Sam Walters, the Orange Trees artistic director, can always be relied on to come up with neglected plays by well-known writers. This season he is celebrating Bernard Shaws 150th anniversary, the only theatre to do so. He offered two triple bills of one-act plays, one bill was on a theme of love (reviewed separately), while the other bill was on a theme of war, reviewed below.
Augustus Does His Bit (directed by Toby Frow) is a joke at the expense of military incompetence in high places during World War 1. How do you win a war with patriotic imbeciles like Augustus running it? He sits on 37 royal commissions and the foreign office is staffed entirely by his relatives. When he was captured by the Germans they listened to his opinions on politics and military strategy and send him back to England immediately. The men in the front line in 1917 recognised the accuracy of Shaws portrait only too well. Augustus is played by a blustery Stuart Fox.
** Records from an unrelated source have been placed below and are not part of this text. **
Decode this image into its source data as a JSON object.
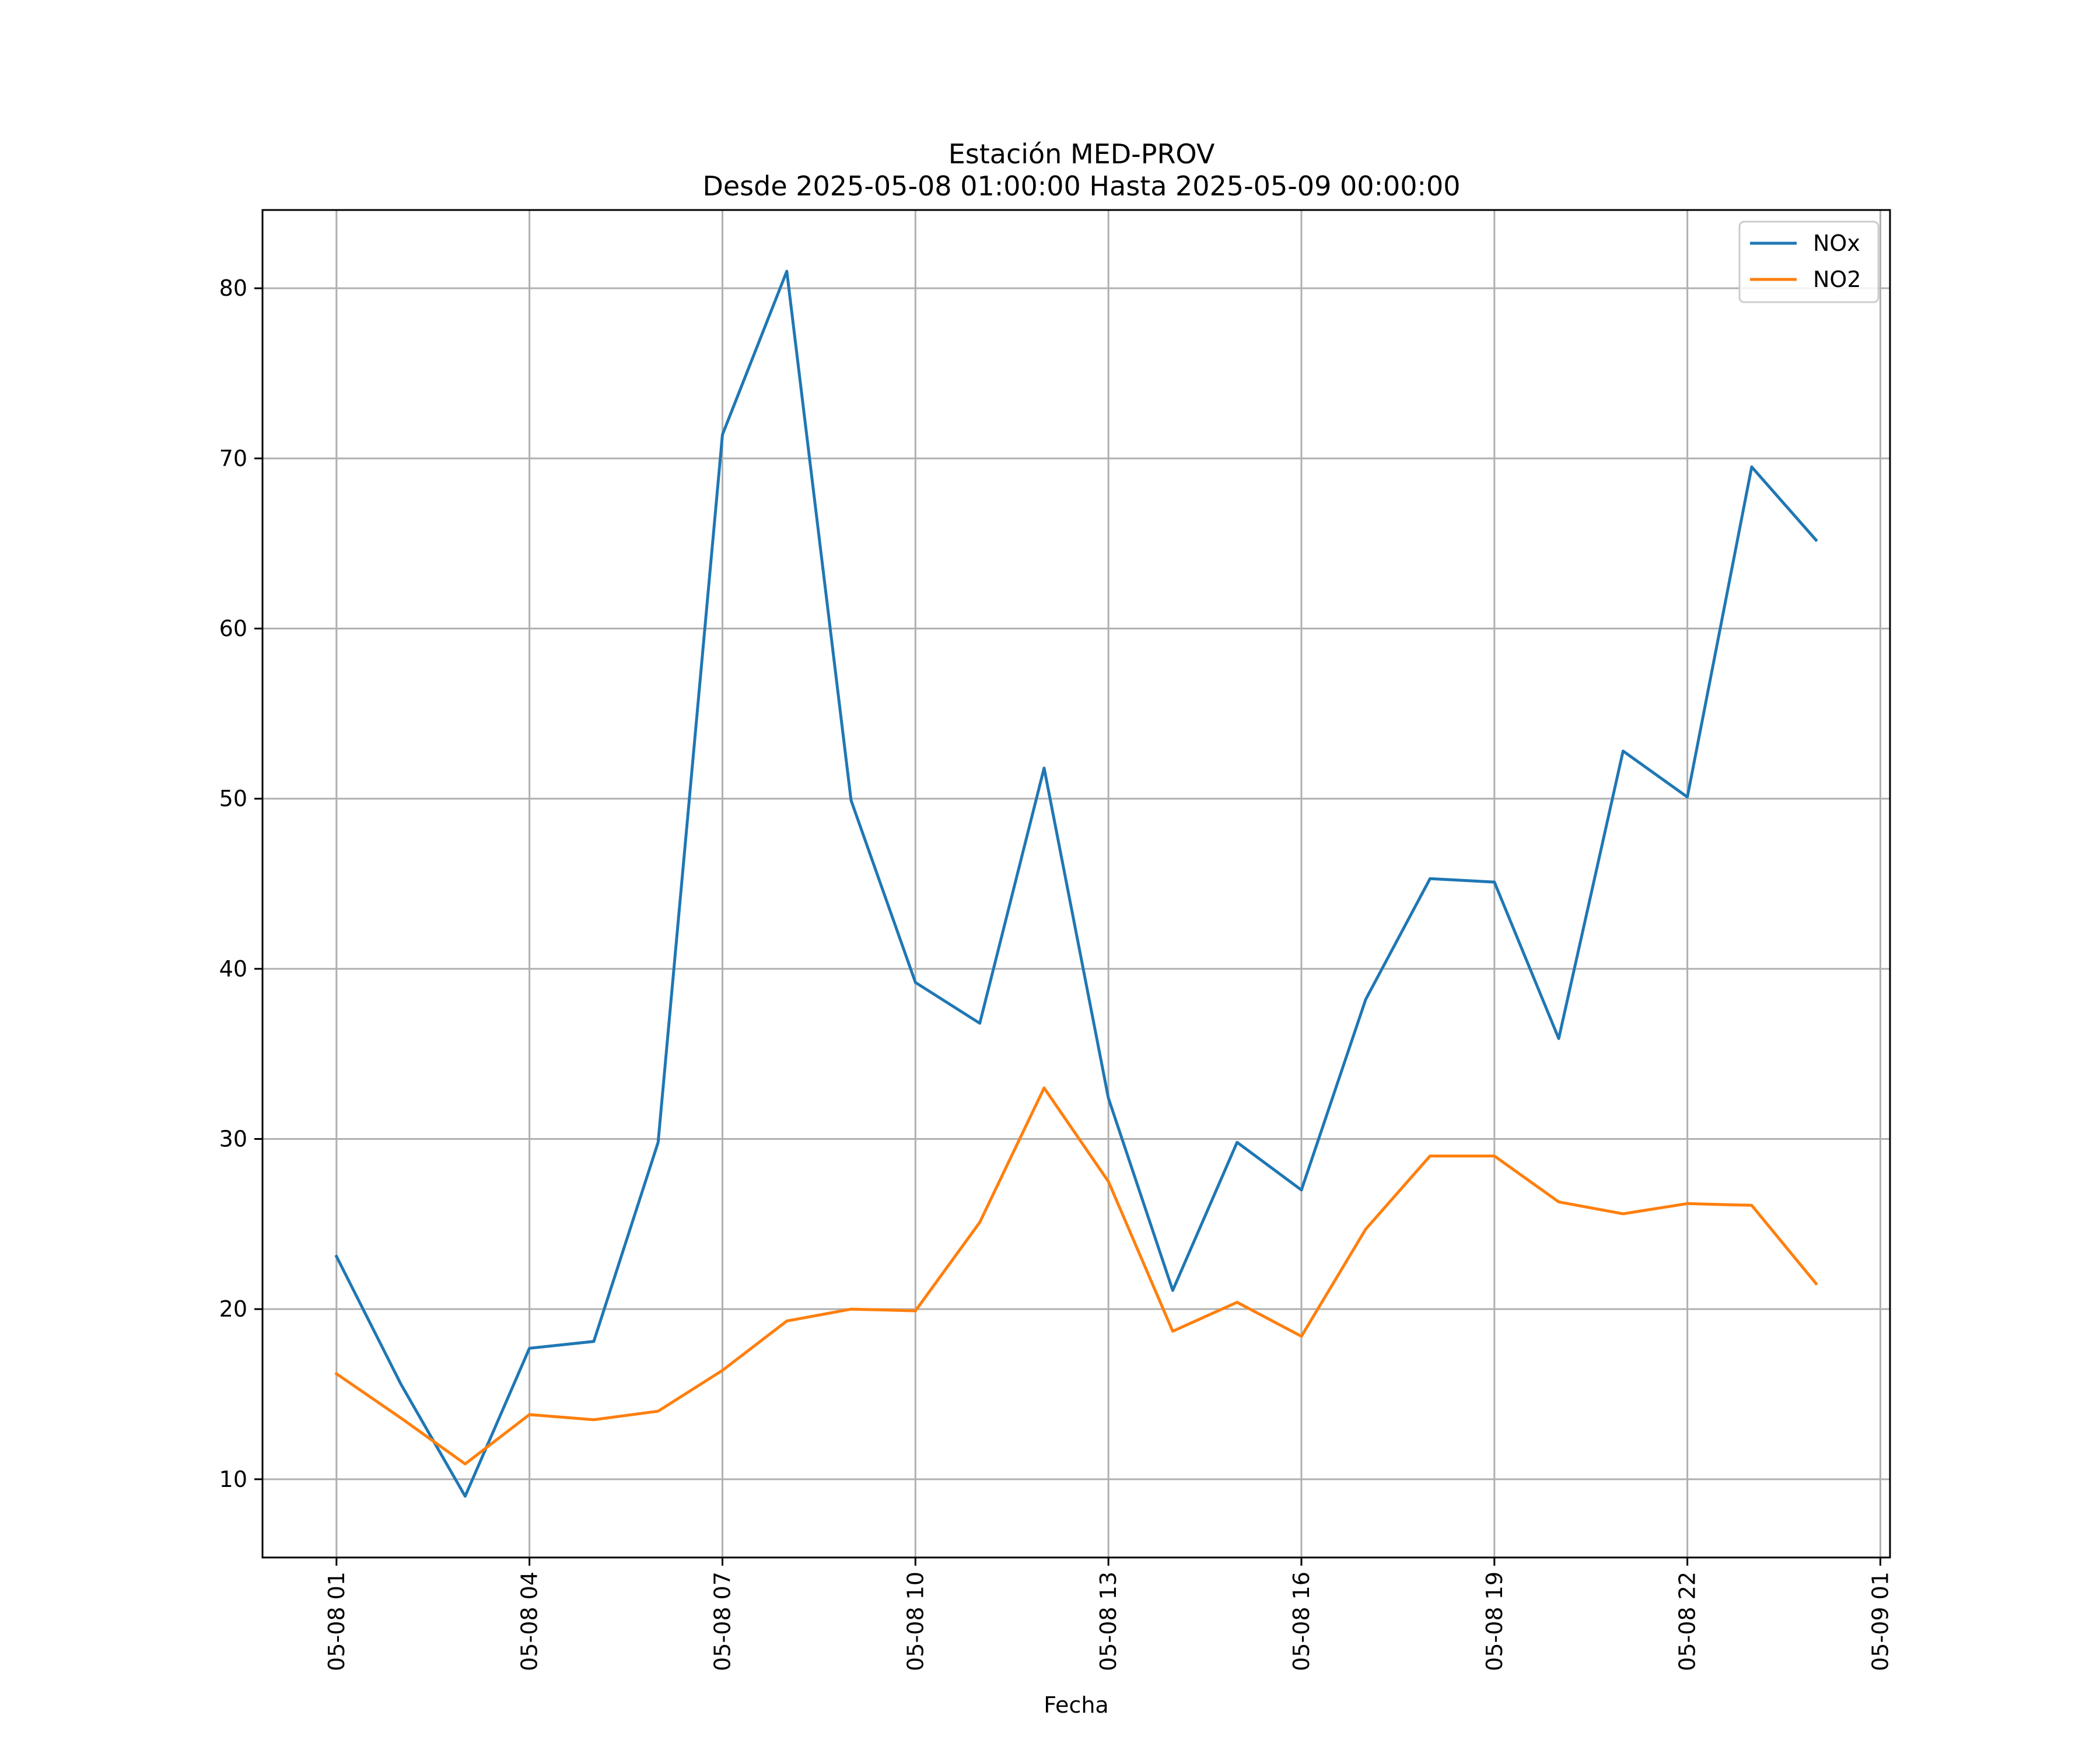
{
  "chart_data": {
    "type": "line",
    "title": [
      "Estación MED-PROV",
      "Desde 2025-05-08 01:00:00 Hasta 2025-05-09 00:00:00"
    ],
    "xlabel": "Fecha",
    "ylabel": "",
    "x": [
      "2025-05-08 01:00",
      "2025-05-08 02:00",
      "2025-05-08 03:00",
      "2025-05-08 04:00",
      "2025-05-08 05:00",
      "2025-05-08 06:00",
      "2025-05-08 07:00",
      "2025-05-08 08:00",
      "2025-05-08 09:00",
      "2025-05-08 10:00",
      "2025-05-08 11:00",
      "2025-05-08 12:00",
      "2025-05-08 13:00",
      "2025-05-08 14:00",
      "2025-05-08 15:00",
      "2025-05-08 16:00",
      "2025-05-08 17:00",
      "2025-05-08 18:00",
      "2025-05-08 19:00",
      "2025-05-08 20:00",
      "2025-05-08 21:00",
      "2025-05-08 22:00",
      "2025-05-08 23:00",
      "2025-05-09 00:00"
    ],
    "series": [
      {
        "name": "NOx",
        "color": "#1f77b4",
        "values": [
          23.1,
          15.6,
          9.0,
          17.7,
          18.1,
          29.8,
          71.4,
          81.0,
          49.9,
          39.2,
          36.8,
          51.8,
          32.4,
          21.1,
          29.8,
          27.0,
          38.2,
          45.3,
          45.1,
          35.9,
          52.8,
          50.1,
          69.5,
          65.2
        ]
      },
      {
        "name": "NO2",
        "color": "#ff7f0e",
        "values": [
          16.2,
          13.6,
          10.9,
          13.8,
          13.5,
          14.0,
          16.4,
          19.3,
          20.0,
          19.9,
          25.1,
          33.0,
          27.5,
          18.7,
          20.4,
          18.4,
          24.7,
          29.0,
          29.0,
          26.3,
          25.6,
          26.2,
          26.1,
          21.5
        ]
      }
    ],
    "xticks": [
      "05-08 01",
      "05-08 04",
      "05-08 07",
      "05-08 10",
      "05-08 13",
      "05-08 16",
      "05-08 19",
      "05-08 22",
      "05-09 01"
    ],
    "xtick_hours": [
      0,
      3,
      6,
      9,
      12,
      15,
      18,
      21,
      24
    ],
    "xlim_hours": [
      -1.15,
      24.15
    ],
    "yticks": [
      10,
      20,
      30,
      40,
      50,
      60,
      70,
      80
    ],
    "ylim": [
      5.4,
      84.6
    ],
    "grid": true,
    "legend_position": "top-right"
  }
}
OFlaherty, VC (directed by Adam Barnard) was wittily described by Shaw as a recruiting poster in disguise. OFlaherty, having just won the Victoria Cross, is sent on an exhausting recruiting campaign. The irony is, being an Irishman, he holds no allegiance to Britain whatsoever. His mother thinks he has been fighting against the British. She is furious when she finds out he has been fighting for them. Her king and country are Parnell and Ireland. Irish men only joined up during World War 1 because of the poverty, the unemployment, and, of course, to get away from their wives. Matt Houlihan is well cast in a role once played by the young Ian McKellen.
Press Cuttings (directed by Adam Barnard) was a once topical revue sketch on the suffragette movement and showed the government failing to cope with the problem until the Primed Minister (who could only leave Downing Street in safety if he disguised himself as a woman) decided that if you cant beat them, youd better join them. His military advisers were all for shooting the women. A General (well played by Geoff Lesley) points out that it would be far more humane than sending them to Holloway where they would be force-fed. Not all the women wanted the vote, realising that they would lose their influence over men once they had it.